The Bombay Café That Changed Manchester
There are restaurants you visit and restaurants that become part of how you understand a city. Dishoom Manchester, which opened inside a magnificently restored former Freemasons' Hall on Bridge Street, belongs firmly to the second category. Since its arrival in Manchester, the queue outside on weekend mornings has become as much a feature of city life as the Beetham Tower or the Arndale.
The concept is rooted in the old Irani cafés of Bombay — those beloved, now-vanishing institutions where Zoroastrian immigrants ran all-day establishments serving tea, newspapers, and plates of eggs to every stratum of society. Dishoom honours that tradition with a fidelity that goes well beyond décor: the menu is structured around genuine Bombay comfort food, executed with ingredients sourced obsessively and cooked with care that would embarrass many fine dining kitchens.

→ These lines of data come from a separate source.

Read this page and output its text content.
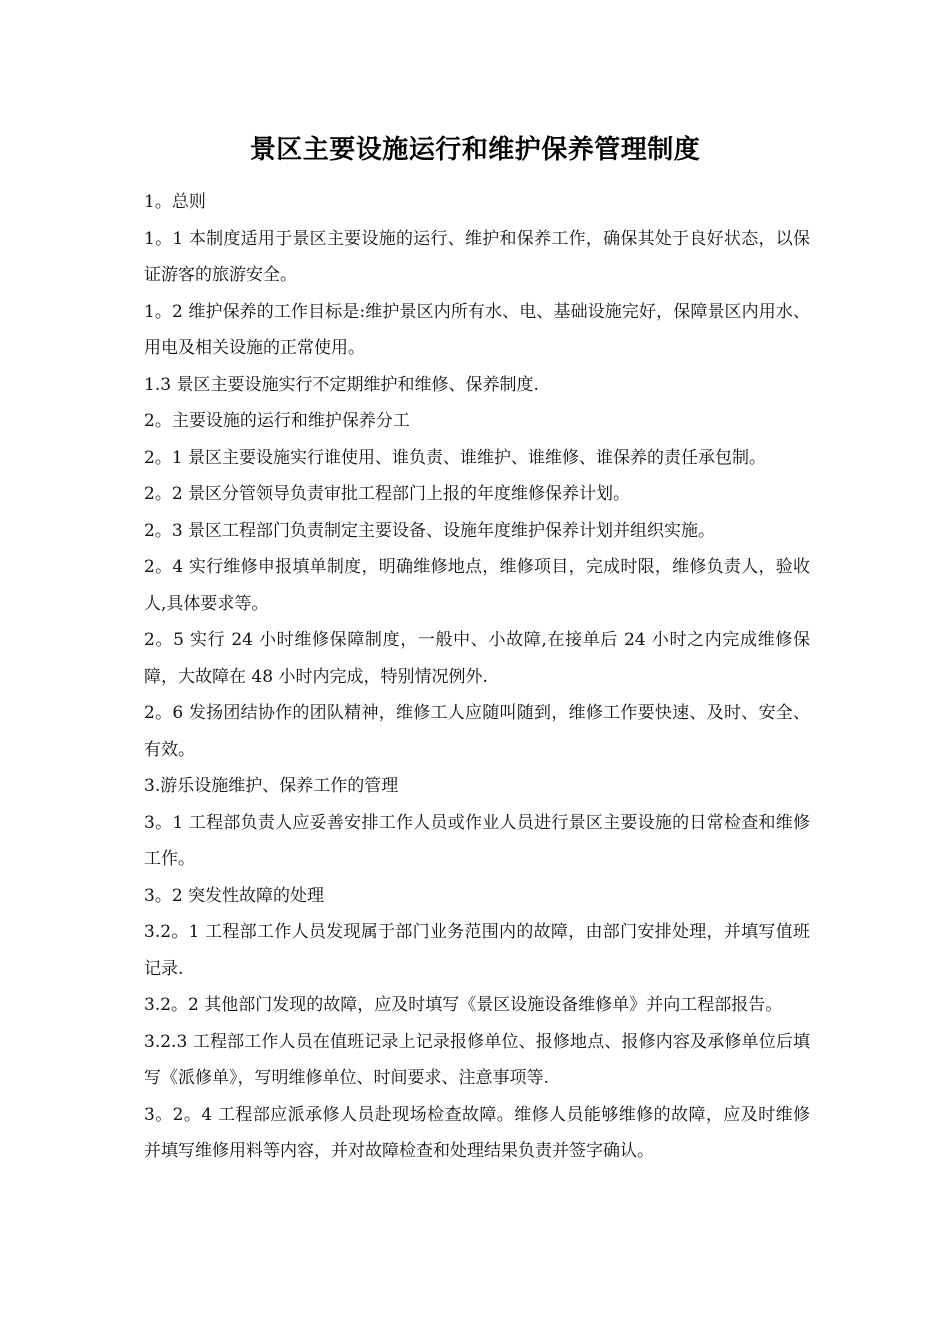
景区主要设施运行和维护保养管理制度

1。总则

1。1 本制度适用于景区主要设施的运行、维护和保养工作，确保其处于良好状态，以保证游客的旅游安全。

1。2 维护保养的工作目标是:维护景区内所有水、电、基础设施完好，保障景区内用水、用电及相关设施的正常使用。

1.3 景区主要设施实行不定期维护和维修、保养制度.

2。主要设施的运行和维护保养分工

2。1 景区主要设施实行谁使用、谁负责、谁维护、谁维修、谁保养的责任承包制。

2。2 景区分管领导负责审批工程部门上报的年度维修保养计划。

2。3 景区工程部门负责制定主要设备、设施年度维护保养计划并组织实施。

2。4 实行维修申报填单制度，明确维修地点，维修项目，完成时限，维修负责人，验收人,具体要求等。

2。5 实行 24 小时维修保障制度，一般中、小故障,在接单后 24 小时之内完成维修保障，大故障在 48 小时内完成，特别情况例外.

2。6 发扬团结协作的团队精神，维修工人应随叫随到，维修工作要快速、及时、安全、有效。

3.游乐设施维护、保养工作的管理

3。1 工程部负责人应妥善安排工作人员或作业人员进行景区主要设施的日常检查和维修工作。

3。2 突发性故障的处理

3.2。1 工程部工作人员发现属于部门业务范围内的故障，由部门安排处理，并填写值班记录.

3.2。2 其他部门发现的故障，应及时填写《景区设施设备维修单》并向工程部报告。

3.2.3 工程部工作人员在值班记录上记录报修单位、报修地点、报修内容及承修单位后填写《派修单》，写明维修单位、时间要求、注意事项等.

3。2。4 工程部应派承修人员赴现场检查故障。维修人员能够维修的故障，应及时维修并填写维修用料等内容，并对故障检查和处理结果负责并签字确认。
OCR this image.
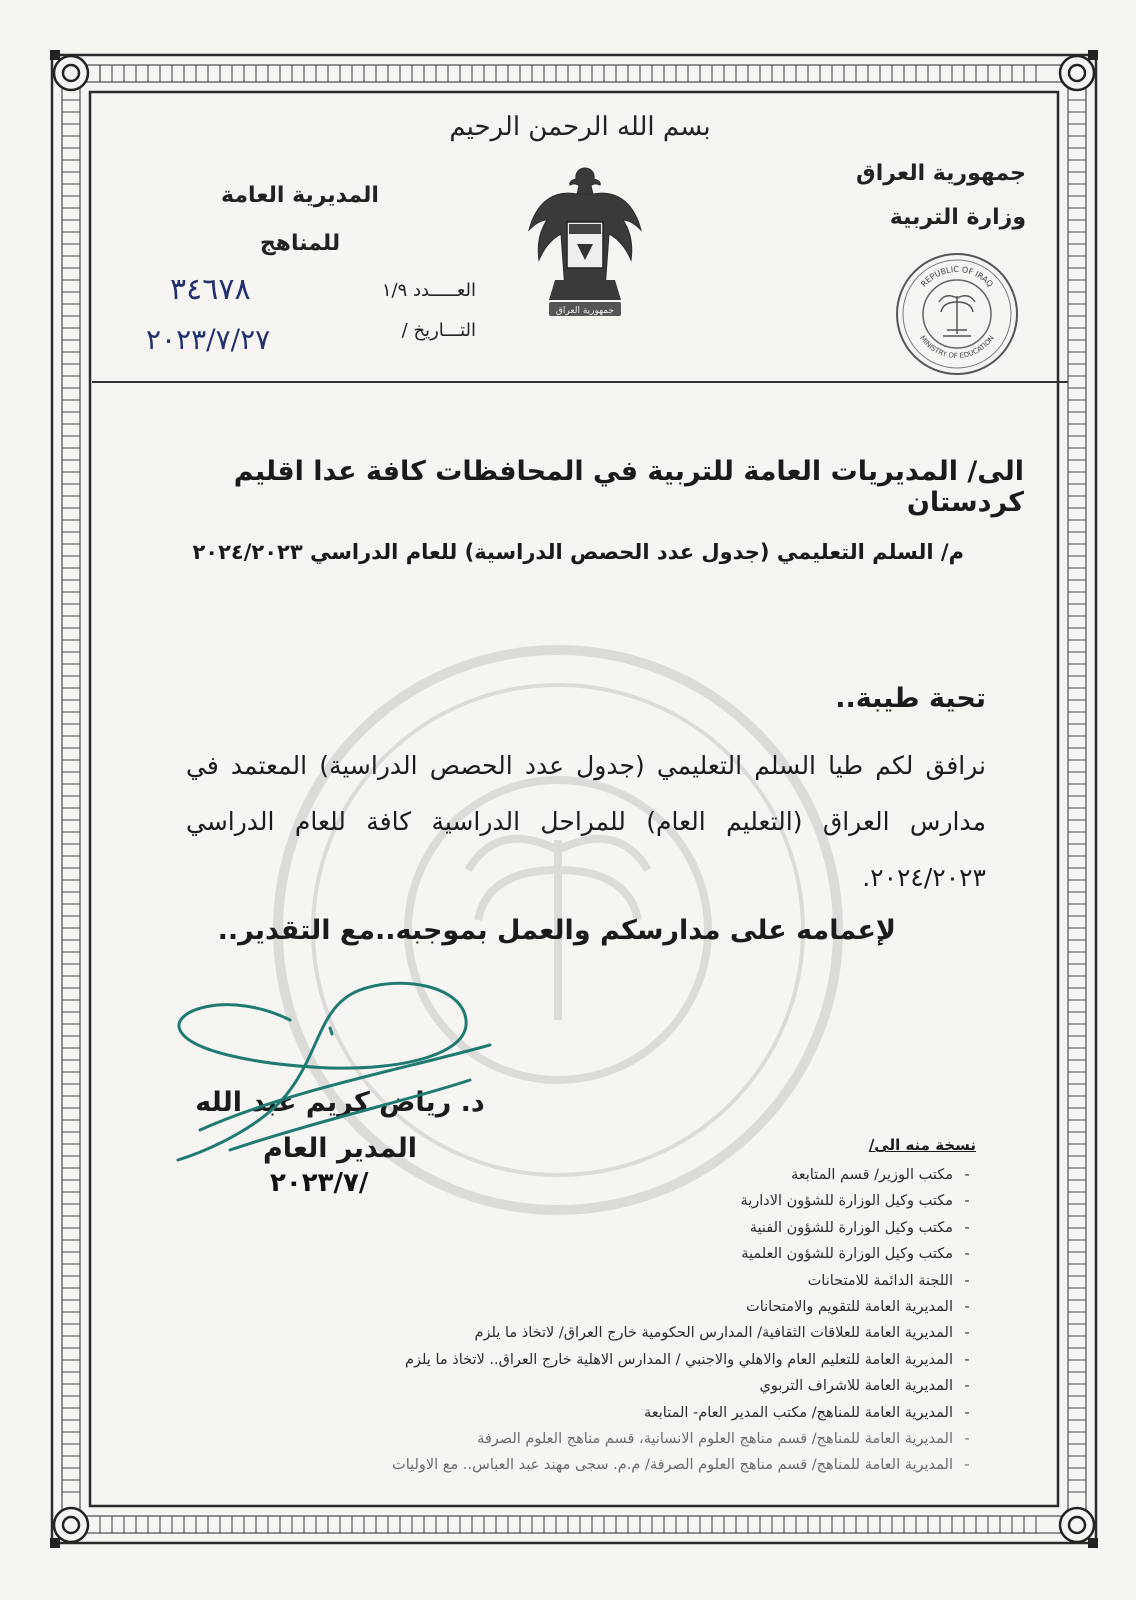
بسم الله الرحمن الرحيم
جمهورية العراق
وزارة التربية
المديرية العامة
للمناهج
العـــــدد ١/٩
٣٤٦٧٨
التـــاريخ /
٢٠٢٣/٧/٢٧
جمهورية العراق
REPUBLIC OF IRAQ
MINISTRY OF EDUCATION
الى/ المديريات العامة للتربية في المحافظات كافة عدا اقليم كردستان
م/ السلم التعليمي (جدول عدد الحصص الدراسية) للعام الدراسي ٢٠٢٤/٢٠٢٣
تحية طيبة..
نرافق لكم طيا السلم التعليمي (جدول عدد الحصص الدراسية) المعتمد في مدارس العراق (التعليم العام) للمراحل الدراسية كافة للعام الدراسي ٢٠٢٤/٢٠٢٣.
لإعمامه على مدارسكم والعمل بموجبه..مع التقدير..
د. رياض كريم عبد الله
المدير العام
٢٠٢٣/٧/
نسخة منه الى/
-مكتب الوزير/ قسم المتابعة
-مكتب وكيل الوزارة للشؤون الادارية
-مكتب وكيل الوزارة للشؤون الفنية
-مكتب وكيل الوزارة للشؤون العلمية
-اللجنة الدائمة للامتحانات
-المديرية العامة للتقويم والامتحانات
-المديرية العامة للعلاقات الثقافية/ المدارس الحكومية خارج العراق/ لاتخاذ ما يلزم
-المديرية العامة للتعليم العام والاهلي والاجنبي / المدارس الاهلية خارج العراق.. لاتخاذ ما يلزم
-المديرية العامة للاشراف التربوي
-المديرية العامة للمناهج/ مكتب المدير العام- المتابعة
-المديرية العامة للمناهج/ قسم مناهج العلوم الانسانية، قسم مناهج العلوم الصرفة
-المديرية العامة للمناهج/ قسم مناهج العلوم الصرفة/ م.م. سجى مهند عبد العباس.. مع الاوليات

The bacon naan roll — available at breakfast only — has become one of the most discussed dishes in Manchester's recent history. The black daal, simmered for 24 hours, is one of the finest versions of this dish served anywhere in Britain. The house black pepper chicken, the chilli paneer, the lamb raan — each arrives with a confidence and depth of flavour that makes ordering feel almost beside the point. The Permit Room bar programme delivers some of Manchester's most considered cocktails in a space that channels 1960s Bombay at its most glamorous.
Dishoom is open from breakfast through to midnight, seven days a week, making it one of the most versatile addresses in the city. Walk-ins are accepted but waits can be long at peak times. Reservations are available for dinner only; the morning queue for bacon naan rolls is its own rite of passage.
Best Occasion: First Date
Dishoom is the rare first date restaurant that removes every layer of anxiety simultaneously. The room is spectacular enough to impress without being intimidating. The menu is broad enough that no dietary preference causes embarrassment. The prices mean neither person leaves calculating damage. And the atmosphere — warm, buzzing, shot through with the sound of conversation and the smell of cardamom — is precisely the environment in which people open up.
It is equally essential for a team dinner — the sharing format naturally creates collective experience — and the group-friendly booking policies make logistics manageable. For birthdays, the energy of the room and the generosity of the menu make it an effortlessly celebratory choice at a price that leaves room for a second round of cocktails.